Have you looked at pages 7 and 9 in Detail? It seems fairly clear to me that ##W## is made up. Equivalently, you choose it, and you should choose optimally (page 9).

- - - -
My belief, btw, is that page 8 shows

##J(W) = \frac{\det\big(W^T S_b W\big)}{\det\big(W^T S_W W\big)}##

where ##S_W## and ##S_B## are symmetric positive (semi?) definite matrices. However since I've conjectured that ##W^TW = I## but ##WW^T=P## my belief is you select ##W## to be a rank ##r## matrix and hence

##J(W) = \frac{\det\big(W^T S_b W\big)}{\det\big(W^T S_W W\big)} = \frac{e_r\big(W^T S_b W\big)}{e_r\big(W^T S_b W\big)}= \frac{e_r\big(P S_b \big)}{e_r\big(P S_b \big)}= \frac{e_r\big(P S_b P\big)}{e_r\big(P S_b P\big)}##

where ##e_r## is the rth elementary symmetric function of the eigenvalues of the matrix inside. But these notes clearly are part of a much bigger sequence and are not standalone. There should be a notational lookup somewhere.

Last edited:
Hi,
Thanks. You mean that W represents the Matrix of Eigen Vectors.

Kindly tell me what is the difference between ##\mu## and ##\hat{\mu}## in slide #3. ##\mu## represents the mean of X values where as ##\hat{\mu}## represents the mean of Y values. If both are mean why we use ^ symbol with one and other one is without ^ symbol. We could have represented them using ##\mu_1## and ##\mu_2##. I can't understand this.

Zulfi.

## 1. What is Linear Discriminant Analysis and how is it used?

Linear Discriminant Analysis (LDA) is a statistical method used for classification and dimensionality reduction. It involves finding a linear combination of features that best separates different classes of data. LDA is commonly used in data mining, pattern recognition, and machine learning.

## 2. What is the difference between LDA and PCA?

LDA and PCA (Principal Component Analysis) are both dimensionality reduction techniques, but they have different objectives. LDA aims to find a linear combination of features that best separates classes, while PCA aims to find a linear combination of features that captures the most variance in the data. Additionally, LDA is a supervised learning algorithm, while PCA is unsupervised.

## 3. How does LDA handle class imbalance in the data?

LDA takes into account the prior probability of each class when finding the linear combination of features that best separates the classes. This means that even if one class is significantly larger than the others, LDA will still consider the smaller classes in the classification process.

## 4. Can LDA be used for non-linearly separable data?

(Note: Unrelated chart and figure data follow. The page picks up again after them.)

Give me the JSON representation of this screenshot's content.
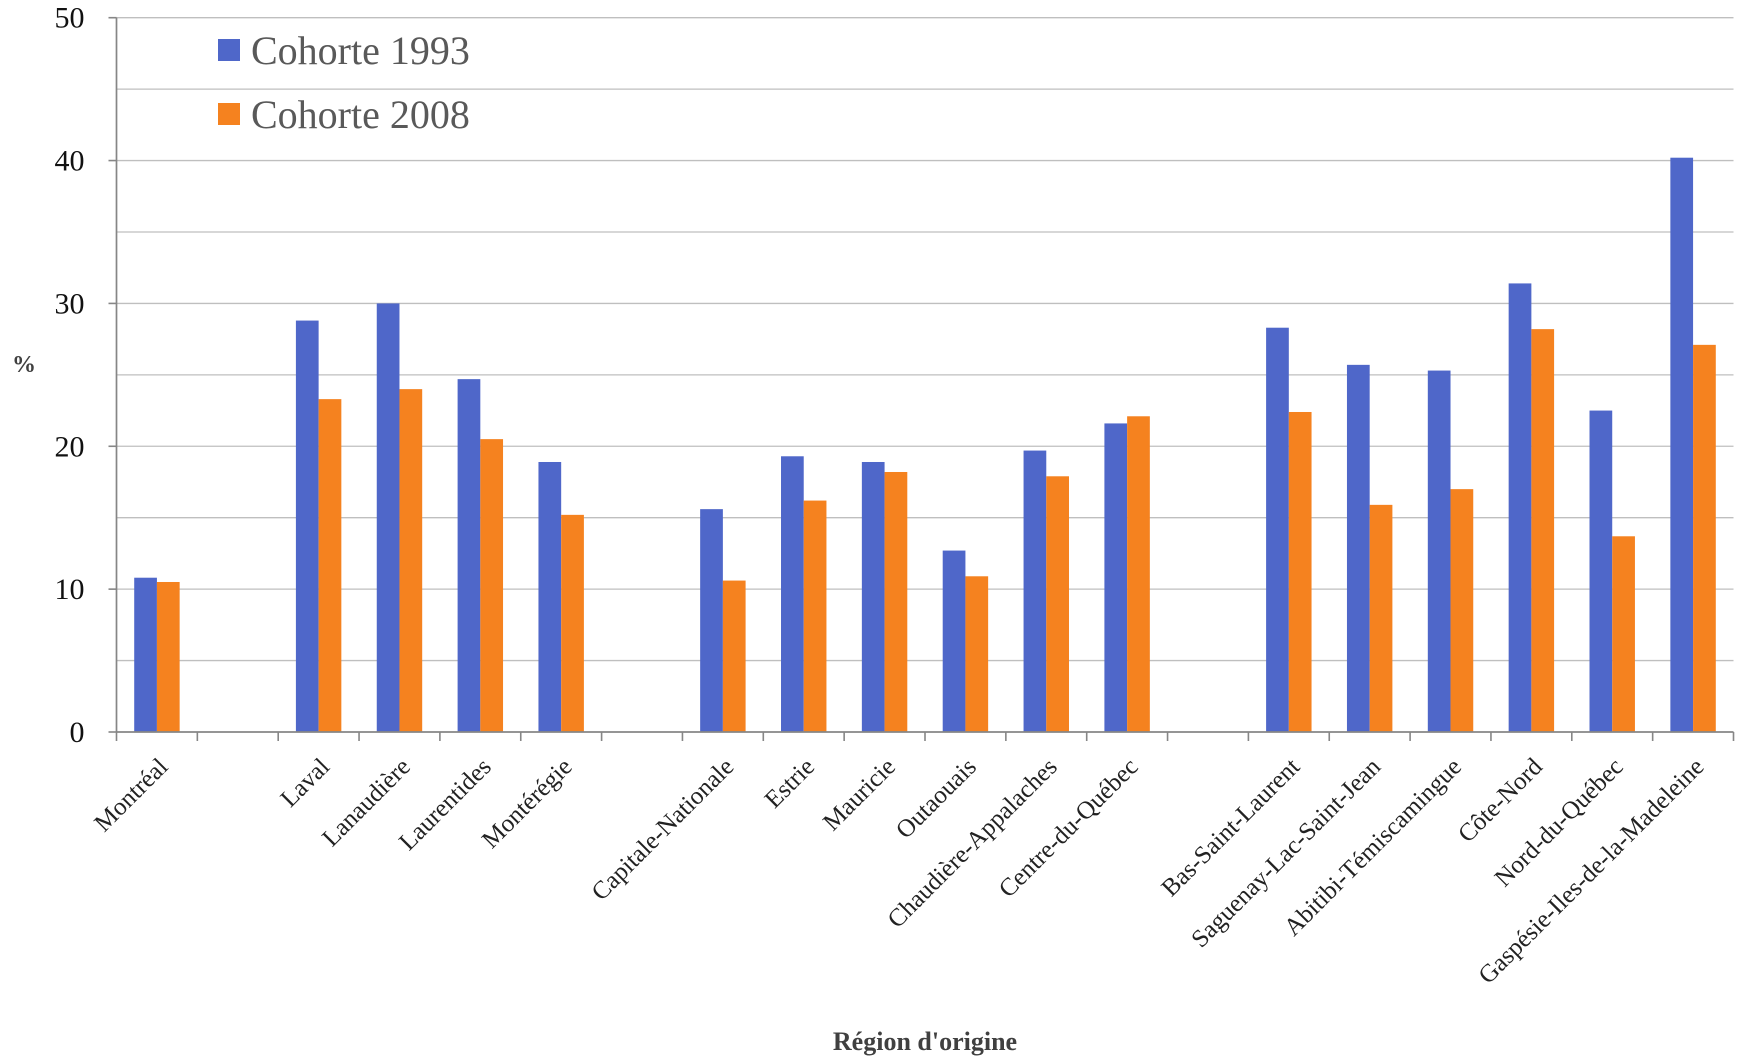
{
  "chart_data": {
    "type": "bar",
    "title": "",
    "xlabel": "Région d'origine",
    "ylabel": "%",
    "ylim": [
      0,
      50
    ],
    "yticks": [
      0,
      10,
      20,
      30,
      40,
      50
    ],
    "grid": true,
    "legend": "top-left",
    "categories": [
      "Montréal",
      "",
      "Laval",
      "Lanaudière",
      "Laurentides",
      "Montérégie",
      "",
      "Capitale-Nationale",
      "Estrie",
      "Mauricie",
      "Outaouais",
      "Chaudière-Appalaches",
      "Centre-du-Québec",
      "",
      "Bas-Saint-Laurent",
      "Saguenay-Lac-Saint-Jean",
      "Abitibi-Témiscamingue",
      "Côte-Nord",
      "Nord-du-Québec",
      "Gaspésie-Iles-de-la-Madeleine"
    ],
    "series": [
      {
        "name": "Cohorte 1993",
        "color": "#4F67C9",
        "values": [
          10.8,
          null,
          28.8,
          30.0,
          24.7,
          18.9,
          null,
          15.6,
          19.3,
          18.9,
          12.7,
          19.7,
          21.6,
          null,
          28.3,
          25.7,
          25.3,
          31.4,
          22.5,
          40.2
        ]
      },
      {
        "name": "Cohorte 2008",
        "color": "#F5821F",
        "values": [
          10.5,
          null,
          23.3,
          24.0,
          20.5,
          15.2,
          null,
          10.6,
          16.2,
          18.2,
          10.9,
          17.9,
          22.1,
          null,
          22.4,
          15.9,
          17.0,
          28.2,
          13.7,
          27.1
        ]
      }
    ]
  }
}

No, LDA is a linear method, meaning it assumes that the data can be separated by a straight line or plane. If the data is non-linearly separable, LDA will not be able to accurately classify it.

## 5. Are there any assumptions or limitations of LDA?

Yes, LDA has several assumptions and limitations. It assumes that the data is normally distributed and that the classes have equal covariance matrices. It also requires that the number of features is less than the number of data points. Additionally, LDA may not perform well if the classes overlap significantly or if there are too many features that are highly correlated.